Allmählich breitet sich Lissabons Kuduro-Hybriden-Szene auf internationale Labels wie Warp und Lit City Trax aus, doch die nächste Generation auf dem lokalen Dreh- und Angelpunkt Principé steht schon in den Startlöchern. „Danger“ ist das Debüt der mittlerweile nach Bordeaux gezogenen Nidia Minaj, die ihren Labelkollegen in Sachen eigenwilliger Tanzkinetik nicht nachsteht. Anders als ein DJ Nigga Fox setzt sie aber nicht auf langfristige Hypnotik – dafür bleibt in durchschnittlich 142 Sekunden Tracklänge gar keine Zeit -, aber auch nicht die 0-auf-100-Frenetik eines DJ Marfox. Gerade wenn man sich in „Limite“s hallendes Marschtrommeln oder den Knarzsynth-Blasenbeat von „Mambos Fudiz“ eingefühlt zu haben glaubt, wirft Minaj perkussive Haken und psychedelische Querschläger aus unerwarteten Winkeln, zieht einem den Beat-Teppich unter den Füßen weg, ohne dass Tische und Stühle umfallen.

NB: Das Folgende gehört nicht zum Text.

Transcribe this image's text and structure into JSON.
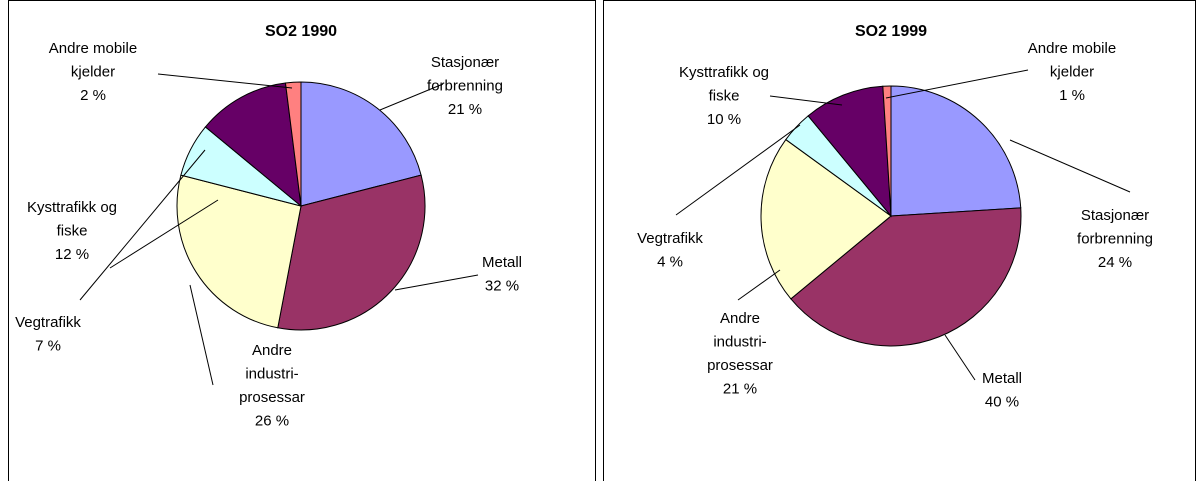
{
  "chart_data": [
    {
      "type": "pie",
      "title": "SO2 1990",
      "categories": [
        "Stasjonær\nforbrenning",
        "Metall",
        "Andre\nindustri-\nprosessar",
        "Vegtrafikk",
        "Kysttrafikk og\nfiske",
        "Andre mobile\nkjelder"
      ],
      "values": [
        21,
        32,
        26,
        7,
        12,
        2
      ],
      "value_labels": [
        "21 %",
        "32 %",
        "26 %",
        "7 %",
        "12 %",
        "2 %"
      ],
      "colors": [
        "#9999ff",
        "#993366",
        "#ffffcc",
        "#ccffff",
        "#660066",
        "#ff8080"
      ]
    },
    {
      "type": "pie",
      "title": "SO2 1999",
      "categories": [
        "Stasjonær\nforbrenning",
        "Metall",
        "Andre\nindustri-\nprosessar",
        "Vegtrafikk",
        "Kysttrafikk og\nfiske",
        "Andre mobile\nkjelder"
      ],
      "values": [
        24,
        40,
        21,
        4,
        10,
        1
      ],
      "value_labels": [
        "24 %",
        "40 %",
        "21 %",
        "4 %",
        "10 %",
        "1 %"
      ],
      "colors": [
        "#9999ff",
        "#993366",
        "#ffffcc",
        "#ccffff",
        "#660066",
        "#ff8080"
      ]
    }
  ]
}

Bei aller Befremdlichkeit bleibt selbst „Aidin“, das zwischen raren Stahlperkussions-Schlägen, krude melodischem Dräuen und tumultigen Snare-Fills permanent über die eigenen Füße zu stolpern droht, ebenso ungemein einladend wie das eröffnende „Afro“, das auch über halb so lange Spielzeit eine voll geformte Tiefenwirkung erreicht.